Franke replaced exiting manager Sally Garton in August, when he moved to Haines from Skagway to accept the position.
"My role has been to try to reorganize and refocus the place and pull everything back together. The focus shifted there for a while." Franke said.
Owner of more than 30 years, Tom Hall, said that he shoulders the blame for letting his company lapse over time while living in Skagway.
"A change needed to be made and, as the owner, I had the responsibility to make it," Hall said. He moved back to Haines this summer to "provide the support that the company needed."
Hall decided to replace most all of the staff but for one employee. "I just felt it wasn't going to work out with the same people," he said. He knew Franke, a manager of a construction company in Skagway, for the last seven years. Hall said his hands-on experience and strength with numbers made him an easy hire.
In March, one resident's written complaint to Alaska Department of Conservation prompted the company to cover exposed trash left strewn about for wildlife to snack on. In 2018, a working group met for more than a year to plan improvements to solid waste removal in Haines. In order to remedy what critics called environmental and sustainability issues at CWS, the group proposed levying a 1 percent sales tax. The proposal ultimately failed for lack of support.
"We're trying to reinvent ourselves over here from the ground up," Franke said. "Everything from our customer service, to the way we're managing inflow of the solid waste...and then the way the facility presents itself. It shouldn't be an eco disaster up here, and so we've made huge strides in getting that under control. It's a process."
Since he took over in August, Craig has overseen installation of a new electric fence encompassing the drop off area and office to deter wildlife and trucked in material to cap the landfill. Franke said that a common misconception is that the electric fence encompasses the 10-acre landfill, which it does not. The company is working to include a portion of the landfill in an electric fence in an upcoming project, he said.
The company has also begun regularly using the composter CWS has had since 2016.

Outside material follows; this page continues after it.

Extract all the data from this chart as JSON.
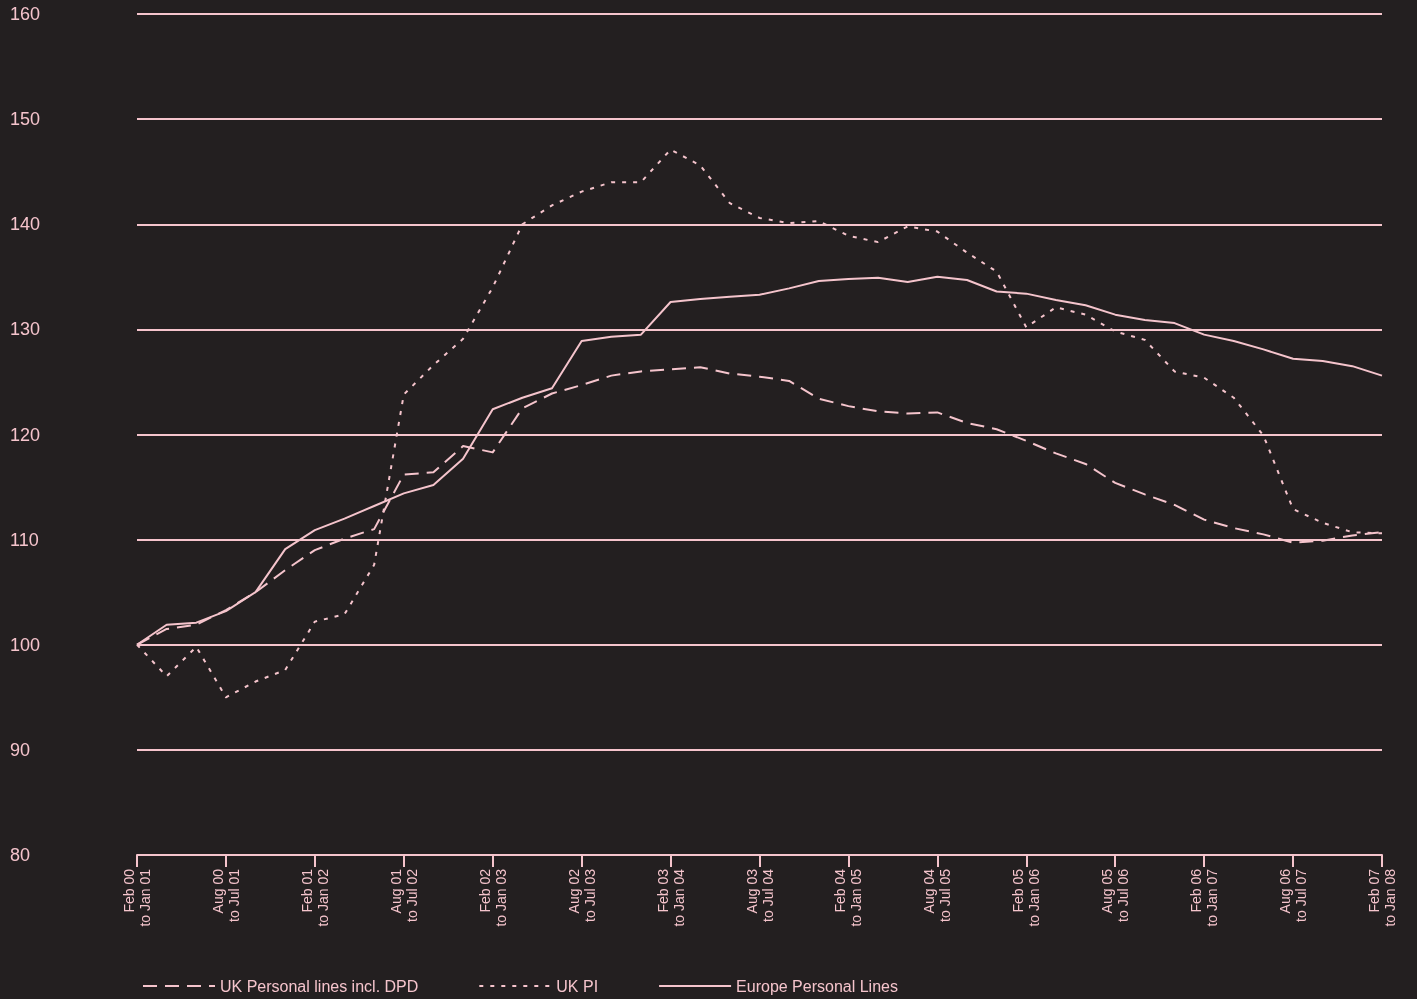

The composting system, which Franke said has previously only run "in fits and starts," is now fully functional. The system reduces solid waste in the landfill, thus extending its life, by reducing the amount of material needing to be buried. It works by combining human waste sludge from the wastewater treatment plant with paper, cardboard and woodchips, Franke explained. The bacteria in the sludge breaks down the material to create a product like dirt used to cover the landfill.

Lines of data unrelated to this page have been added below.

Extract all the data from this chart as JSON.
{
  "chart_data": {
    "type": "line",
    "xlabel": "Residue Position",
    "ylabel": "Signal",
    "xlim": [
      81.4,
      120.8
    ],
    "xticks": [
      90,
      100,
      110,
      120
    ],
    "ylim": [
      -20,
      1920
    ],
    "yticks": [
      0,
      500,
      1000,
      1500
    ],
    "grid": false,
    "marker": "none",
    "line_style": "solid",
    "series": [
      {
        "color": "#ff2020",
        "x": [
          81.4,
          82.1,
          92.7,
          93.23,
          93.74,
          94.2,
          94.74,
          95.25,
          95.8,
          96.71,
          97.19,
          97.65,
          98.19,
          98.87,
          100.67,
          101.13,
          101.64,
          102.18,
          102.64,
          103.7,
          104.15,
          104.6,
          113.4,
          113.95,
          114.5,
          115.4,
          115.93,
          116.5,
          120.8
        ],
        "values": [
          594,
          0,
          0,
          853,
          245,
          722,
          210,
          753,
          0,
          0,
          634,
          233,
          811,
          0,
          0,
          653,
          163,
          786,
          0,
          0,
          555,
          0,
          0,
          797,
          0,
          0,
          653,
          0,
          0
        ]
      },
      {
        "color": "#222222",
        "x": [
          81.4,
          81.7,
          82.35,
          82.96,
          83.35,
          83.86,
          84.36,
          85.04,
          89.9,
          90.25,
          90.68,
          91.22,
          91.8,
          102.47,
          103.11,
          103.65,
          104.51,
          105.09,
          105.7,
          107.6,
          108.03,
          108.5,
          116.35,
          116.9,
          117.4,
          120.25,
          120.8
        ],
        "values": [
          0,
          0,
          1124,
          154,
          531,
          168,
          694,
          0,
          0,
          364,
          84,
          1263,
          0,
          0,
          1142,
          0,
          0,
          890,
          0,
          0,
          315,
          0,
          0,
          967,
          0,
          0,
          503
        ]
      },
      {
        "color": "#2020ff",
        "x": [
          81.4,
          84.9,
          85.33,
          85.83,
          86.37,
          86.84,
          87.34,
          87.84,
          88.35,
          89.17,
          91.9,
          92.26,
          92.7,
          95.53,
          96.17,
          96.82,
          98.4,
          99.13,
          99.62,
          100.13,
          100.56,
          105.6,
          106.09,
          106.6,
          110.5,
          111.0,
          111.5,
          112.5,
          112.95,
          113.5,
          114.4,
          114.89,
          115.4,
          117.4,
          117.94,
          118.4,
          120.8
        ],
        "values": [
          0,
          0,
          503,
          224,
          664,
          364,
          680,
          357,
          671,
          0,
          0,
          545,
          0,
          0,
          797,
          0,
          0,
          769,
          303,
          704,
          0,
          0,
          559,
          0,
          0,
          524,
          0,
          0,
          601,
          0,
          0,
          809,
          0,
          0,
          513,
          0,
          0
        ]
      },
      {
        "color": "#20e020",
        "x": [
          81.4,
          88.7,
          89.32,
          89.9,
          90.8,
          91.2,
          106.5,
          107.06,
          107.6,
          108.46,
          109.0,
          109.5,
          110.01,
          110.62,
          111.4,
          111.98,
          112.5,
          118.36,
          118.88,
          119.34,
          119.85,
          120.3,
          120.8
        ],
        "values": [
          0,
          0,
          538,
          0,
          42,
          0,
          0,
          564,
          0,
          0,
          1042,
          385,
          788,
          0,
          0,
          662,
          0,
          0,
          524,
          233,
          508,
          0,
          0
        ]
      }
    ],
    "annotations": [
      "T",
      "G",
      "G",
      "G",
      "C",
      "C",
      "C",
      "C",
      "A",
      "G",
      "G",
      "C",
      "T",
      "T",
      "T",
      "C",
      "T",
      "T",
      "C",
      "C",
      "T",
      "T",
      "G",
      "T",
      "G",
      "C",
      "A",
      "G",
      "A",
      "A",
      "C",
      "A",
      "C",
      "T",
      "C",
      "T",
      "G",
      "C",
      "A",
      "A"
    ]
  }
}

"We ultimately have been working towards a solution where all of our inert solid waste gets disposed of on the landfill and the household waste is processed through our composting system here," Franke said.

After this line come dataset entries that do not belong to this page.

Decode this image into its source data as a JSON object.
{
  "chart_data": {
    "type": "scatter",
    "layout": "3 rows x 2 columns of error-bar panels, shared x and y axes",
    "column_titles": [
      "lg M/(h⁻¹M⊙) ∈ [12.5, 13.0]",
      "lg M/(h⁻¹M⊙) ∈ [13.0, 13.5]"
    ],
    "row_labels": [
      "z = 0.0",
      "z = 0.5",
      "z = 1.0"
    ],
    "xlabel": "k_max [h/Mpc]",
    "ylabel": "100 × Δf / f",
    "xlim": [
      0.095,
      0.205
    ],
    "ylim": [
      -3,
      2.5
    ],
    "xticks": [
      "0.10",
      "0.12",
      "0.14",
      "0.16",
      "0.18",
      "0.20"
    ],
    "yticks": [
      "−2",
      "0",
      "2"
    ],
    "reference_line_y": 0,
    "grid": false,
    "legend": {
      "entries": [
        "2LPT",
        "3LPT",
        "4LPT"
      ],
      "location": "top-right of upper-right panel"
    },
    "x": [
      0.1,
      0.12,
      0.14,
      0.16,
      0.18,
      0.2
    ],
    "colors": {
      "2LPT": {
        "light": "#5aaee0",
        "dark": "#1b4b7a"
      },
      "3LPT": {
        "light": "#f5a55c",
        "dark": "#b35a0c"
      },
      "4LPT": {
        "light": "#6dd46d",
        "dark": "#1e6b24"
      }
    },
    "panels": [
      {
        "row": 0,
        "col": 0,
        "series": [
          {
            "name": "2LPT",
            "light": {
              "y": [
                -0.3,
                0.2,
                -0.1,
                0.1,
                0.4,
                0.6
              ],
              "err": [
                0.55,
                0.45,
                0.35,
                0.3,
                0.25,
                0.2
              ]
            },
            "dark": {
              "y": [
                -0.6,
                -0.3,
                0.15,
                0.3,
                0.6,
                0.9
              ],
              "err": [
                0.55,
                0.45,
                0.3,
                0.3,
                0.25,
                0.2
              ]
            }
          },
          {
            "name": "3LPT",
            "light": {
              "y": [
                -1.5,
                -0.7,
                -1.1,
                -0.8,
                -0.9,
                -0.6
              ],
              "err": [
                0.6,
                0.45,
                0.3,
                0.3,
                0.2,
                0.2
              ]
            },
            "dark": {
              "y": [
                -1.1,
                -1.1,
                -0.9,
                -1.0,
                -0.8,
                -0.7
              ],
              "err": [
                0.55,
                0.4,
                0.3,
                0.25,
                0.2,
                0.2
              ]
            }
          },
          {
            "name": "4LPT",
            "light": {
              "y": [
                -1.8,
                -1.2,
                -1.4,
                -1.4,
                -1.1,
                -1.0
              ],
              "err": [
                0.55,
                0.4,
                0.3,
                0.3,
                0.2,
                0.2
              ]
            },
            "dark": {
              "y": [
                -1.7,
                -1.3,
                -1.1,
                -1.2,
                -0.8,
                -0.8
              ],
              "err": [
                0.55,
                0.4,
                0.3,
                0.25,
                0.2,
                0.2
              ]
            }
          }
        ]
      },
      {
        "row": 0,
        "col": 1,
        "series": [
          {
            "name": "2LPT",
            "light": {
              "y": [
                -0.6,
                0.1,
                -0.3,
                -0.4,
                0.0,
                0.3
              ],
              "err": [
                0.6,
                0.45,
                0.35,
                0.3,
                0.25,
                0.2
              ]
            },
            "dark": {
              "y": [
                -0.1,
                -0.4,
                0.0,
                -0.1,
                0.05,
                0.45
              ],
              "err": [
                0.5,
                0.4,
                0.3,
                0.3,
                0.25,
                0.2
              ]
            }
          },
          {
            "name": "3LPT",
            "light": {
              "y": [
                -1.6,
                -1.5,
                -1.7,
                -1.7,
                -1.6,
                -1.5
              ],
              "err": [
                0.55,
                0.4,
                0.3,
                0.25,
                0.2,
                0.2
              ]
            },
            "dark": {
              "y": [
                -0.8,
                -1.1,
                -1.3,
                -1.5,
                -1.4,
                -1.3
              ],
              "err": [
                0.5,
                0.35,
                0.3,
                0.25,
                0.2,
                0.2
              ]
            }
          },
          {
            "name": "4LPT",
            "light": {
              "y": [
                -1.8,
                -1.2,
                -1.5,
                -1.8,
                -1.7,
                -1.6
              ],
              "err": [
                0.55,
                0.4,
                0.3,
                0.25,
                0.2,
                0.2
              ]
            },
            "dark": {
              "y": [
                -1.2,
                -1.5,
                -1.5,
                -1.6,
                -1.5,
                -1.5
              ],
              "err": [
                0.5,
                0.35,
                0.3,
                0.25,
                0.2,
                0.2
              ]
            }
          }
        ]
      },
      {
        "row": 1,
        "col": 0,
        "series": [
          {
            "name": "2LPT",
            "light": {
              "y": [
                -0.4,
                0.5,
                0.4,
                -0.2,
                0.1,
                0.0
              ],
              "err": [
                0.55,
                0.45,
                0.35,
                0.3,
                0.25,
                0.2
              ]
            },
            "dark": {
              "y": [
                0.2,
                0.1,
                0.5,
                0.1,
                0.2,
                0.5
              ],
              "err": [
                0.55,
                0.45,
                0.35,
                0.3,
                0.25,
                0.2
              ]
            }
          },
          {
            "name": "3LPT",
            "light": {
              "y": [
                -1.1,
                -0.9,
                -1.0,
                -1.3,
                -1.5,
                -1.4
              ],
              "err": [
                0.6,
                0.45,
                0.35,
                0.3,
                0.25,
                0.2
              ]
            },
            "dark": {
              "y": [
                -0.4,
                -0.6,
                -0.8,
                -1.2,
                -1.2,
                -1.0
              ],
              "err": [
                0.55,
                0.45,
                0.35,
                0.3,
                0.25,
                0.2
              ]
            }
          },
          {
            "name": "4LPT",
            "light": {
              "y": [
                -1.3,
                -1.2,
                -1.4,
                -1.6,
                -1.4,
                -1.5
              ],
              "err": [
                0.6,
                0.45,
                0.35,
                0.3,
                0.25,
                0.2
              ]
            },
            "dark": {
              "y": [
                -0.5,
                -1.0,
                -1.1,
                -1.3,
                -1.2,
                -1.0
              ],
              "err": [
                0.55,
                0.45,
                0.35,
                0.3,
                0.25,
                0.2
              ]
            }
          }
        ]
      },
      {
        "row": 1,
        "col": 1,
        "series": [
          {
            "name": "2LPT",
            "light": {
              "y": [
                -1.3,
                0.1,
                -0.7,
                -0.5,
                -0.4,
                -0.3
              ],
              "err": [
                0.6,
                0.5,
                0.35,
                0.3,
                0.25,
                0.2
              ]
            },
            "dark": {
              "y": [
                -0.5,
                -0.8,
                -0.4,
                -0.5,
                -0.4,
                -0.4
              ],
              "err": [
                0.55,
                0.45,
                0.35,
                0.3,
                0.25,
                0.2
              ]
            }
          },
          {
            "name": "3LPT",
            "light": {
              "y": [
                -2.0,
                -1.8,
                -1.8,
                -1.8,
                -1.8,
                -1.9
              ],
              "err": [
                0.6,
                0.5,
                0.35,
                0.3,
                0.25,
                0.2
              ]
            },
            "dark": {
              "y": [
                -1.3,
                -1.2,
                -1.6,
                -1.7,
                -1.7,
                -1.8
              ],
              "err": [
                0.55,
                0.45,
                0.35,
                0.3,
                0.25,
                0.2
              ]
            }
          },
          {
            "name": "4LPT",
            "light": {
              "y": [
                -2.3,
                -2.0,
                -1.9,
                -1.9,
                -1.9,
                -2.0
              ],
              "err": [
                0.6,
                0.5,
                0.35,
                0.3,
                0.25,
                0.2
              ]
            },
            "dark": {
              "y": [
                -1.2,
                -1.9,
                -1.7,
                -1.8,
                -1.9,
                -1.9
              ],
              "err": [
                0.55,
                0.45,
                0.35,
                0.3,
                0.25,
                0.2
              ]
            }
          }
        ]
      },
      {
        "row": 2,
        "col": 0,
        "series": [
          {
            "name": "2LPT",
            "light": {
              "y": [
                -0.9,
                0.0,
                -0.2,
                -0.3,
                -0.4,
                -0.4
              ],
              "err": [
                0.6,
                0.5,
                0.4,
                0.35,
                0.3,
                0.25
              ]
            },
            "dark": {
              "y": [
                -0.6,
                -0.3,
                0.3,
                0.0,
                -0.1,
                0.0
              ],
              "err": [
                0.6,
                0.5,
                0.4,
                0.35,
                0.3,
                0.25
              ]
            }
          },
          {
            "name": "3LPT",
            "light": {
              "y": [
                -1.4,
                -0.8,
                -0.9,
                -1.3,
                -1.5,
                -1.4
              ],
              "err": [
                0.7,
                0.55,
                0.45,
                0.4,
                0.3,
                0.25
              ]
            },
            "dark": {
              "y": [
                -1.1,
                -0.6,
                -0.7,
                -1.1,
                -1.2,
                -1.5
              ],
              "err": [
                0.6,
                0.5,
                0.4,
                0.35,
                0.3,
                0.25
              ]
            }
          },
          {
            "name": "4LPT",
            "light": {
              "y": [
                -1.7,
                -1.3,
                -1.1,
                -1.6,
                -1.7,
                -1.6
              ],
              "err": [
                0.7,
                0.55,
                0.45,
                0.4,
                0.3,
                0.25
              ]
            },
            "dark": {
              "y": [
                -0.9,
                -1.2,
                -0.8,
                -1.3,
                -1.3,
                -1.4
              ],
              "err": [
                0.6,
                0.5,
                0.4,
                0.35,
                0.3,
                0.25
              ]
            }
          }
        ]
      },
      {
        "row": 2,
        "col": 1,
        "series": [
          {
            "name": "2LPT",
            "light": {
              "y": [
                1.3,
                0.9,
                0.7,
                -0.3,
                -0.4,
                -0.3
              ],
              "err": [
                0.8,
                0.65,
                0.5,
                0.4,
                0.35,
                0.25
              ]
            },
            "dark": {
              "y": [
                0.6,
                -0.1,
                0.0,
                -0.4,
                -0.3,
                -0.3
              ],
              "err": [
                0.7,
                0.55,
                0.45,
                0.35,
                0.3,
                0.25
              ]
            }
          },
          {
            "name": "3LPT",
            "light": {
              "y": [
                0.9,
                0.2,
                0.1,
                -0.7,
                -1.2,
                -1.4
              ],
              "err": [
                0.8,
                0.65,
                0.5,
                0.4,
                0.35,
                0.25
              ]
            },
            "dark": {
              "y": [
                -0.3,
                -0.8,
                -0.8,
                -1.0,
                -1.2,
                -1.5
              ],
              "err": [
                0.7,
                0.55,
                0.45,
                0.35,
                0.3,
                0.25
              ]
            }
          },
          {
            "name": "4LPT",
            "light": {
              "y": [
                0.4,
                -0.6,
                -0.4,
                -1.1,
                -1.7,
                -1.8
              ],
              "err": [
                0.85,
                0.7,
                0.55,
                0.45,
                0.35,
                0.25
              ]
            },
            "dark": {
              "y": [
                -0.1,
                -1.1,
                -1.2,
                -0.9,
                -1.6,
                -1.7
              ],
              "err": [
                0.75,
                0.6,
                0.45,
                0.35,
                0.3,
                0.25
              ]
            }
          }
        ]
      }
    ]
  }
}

CWS plans to switch the composter from a gas generator to electricity, which will streamline the composting process by allowing it to run overnight. The generator would run out of fuel and stop the composter at night.
Outside of work, Franke said he likes to hunt, fish, and anything else that brings him outdoors. In Colorado, he owns horses that he goes back to visit once a year.
Franke said his ultimate goal at CWS is to serve the community as best as possible.
"I know people don't have any other options and so because of that I want to make sure that we're responsive to their needs and they don't feel taken for granted," he said. "My ultimate goal is that we continue to be part of the solution, and not the problem here."